Current account surpluses are in fact not simply a German phenomenon. Outside the EU, where it is impossible to argue that a kind of artificial currency manipulation is producing the effect of an artificial boost to competitiveness, the surpluses of Norway and Switzerland as a proportion of GDP (respectively estimated at 14.8 and 12.1 percent for 2010) are much higher than that of Germany (5.2 percent). The other Eurozone members with a German type of economy — Austria and the Netherlands — also have current account surpluses. In fact, if an observer looked at Europe ignoring political boundaries, they would see a dynamic area stretching north from the Alps (including not only Austria, Slovakia, Slovenia, and Switzerland but also parts of central France and northern Italy) with a powerful tradition of skilled industry and the export of niche products. These areas are where German productivity is not perceived as a threat, but rather as a sign of hope that Europe has a strong role in the world economy.

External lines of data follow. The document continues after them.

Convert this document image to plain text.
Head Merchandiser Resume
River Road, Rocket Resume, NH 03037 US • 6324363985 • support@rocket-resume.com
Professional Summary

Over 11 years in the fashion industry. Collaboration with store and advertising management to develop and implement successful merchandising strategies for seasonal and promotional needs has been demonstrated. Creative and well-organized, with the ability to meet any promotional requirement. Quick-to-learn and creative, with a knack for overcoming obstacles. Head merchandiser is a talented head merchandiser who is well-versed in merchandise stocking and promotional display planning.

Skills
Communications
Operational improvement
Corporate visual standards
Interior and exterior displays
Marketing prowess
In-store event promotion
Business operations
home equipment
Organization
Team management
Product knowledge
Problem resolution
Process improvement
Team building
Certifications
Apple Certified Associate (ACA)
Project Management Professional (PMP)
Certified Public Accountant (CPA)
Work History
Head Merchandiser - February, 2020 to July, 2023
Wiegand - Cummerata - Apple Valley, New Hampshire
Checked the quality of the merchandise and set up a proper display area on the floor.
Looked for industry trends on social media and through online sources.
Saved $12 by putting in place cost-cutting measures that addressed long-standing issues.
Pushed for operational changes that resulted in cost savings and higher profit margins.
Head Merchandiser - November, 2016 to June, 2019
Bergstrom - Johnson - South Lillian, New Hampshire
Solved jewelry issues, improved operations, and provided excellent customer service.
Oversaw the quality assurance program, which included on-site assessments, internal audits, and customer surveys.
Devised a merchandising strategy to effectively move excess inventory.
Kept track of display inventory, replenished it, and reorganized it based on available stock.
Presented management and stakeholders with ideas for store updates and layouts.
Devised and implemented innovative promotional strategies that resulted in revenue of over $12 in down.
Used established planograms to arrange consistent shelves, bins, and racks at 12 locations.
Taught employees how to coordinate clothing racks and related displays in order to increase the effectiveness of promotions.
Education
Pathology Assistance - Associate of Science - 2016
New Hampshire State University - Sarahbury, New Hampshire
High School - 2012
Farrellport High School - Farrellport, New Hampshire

Still, Germany knows that the resentments against it will persist unless it can devise some enhanced measure of fiscal redistribution on the European level (as there has been between states in the United States since the Great Depression.) Its only realistic option to that end may be to devise some sort of European tax (or even more radically perhaps a European social security regime) that would act as an absorber of regionally specific shocks. An obvious starting point for Europe would be to set some standard limit up to which national debt would be federalized — perhaps the notorious 60 per cent of GDP from the Maastricht convergence criteria, perhaps a lower limit. Debt exceeding that amount would be left to the responsibility of the national states.
Germany's current muscle flexing should be properly understood as a way to open up the bargaining for such a deal. It resembles, in fact, the position that Virginians took in 1790 in resisting the Hamiltonian assumption of state debts arising out of the war of independence. In the end, Virginia extracted big concessions — a limit to its liability and the moving of the federal capital. The new compact could also be made palatable to German voters, if it were structured in a way that would make the Europeanization of German interests clear. Germans could for instance be given tax incentives to buy assets in southern Europe: Companies could invest and bring in new business practices; households might think about buying some of those empty Spanish houses and apartments.
There should no doubt: Germany is powerful, and Frau Merkel knows it. But the sources — and thus, the uses — of that strength have been misunderstood. It's not just because of the success of a particular economic model — one strongly driven by export performance — but also because of a constitutional and legal order. None of this translates straightforwardly into political power in the way Merkel's critics sometimes claim. But observers should not be so surprised that she is trying to remake Europe, however marginally, in her country's image. Germany's traditions, after all, have proven successful, and there's reason to believe they can influence Europe for the better. Merkel's actions don't smack of imperialism, then, but of leadership.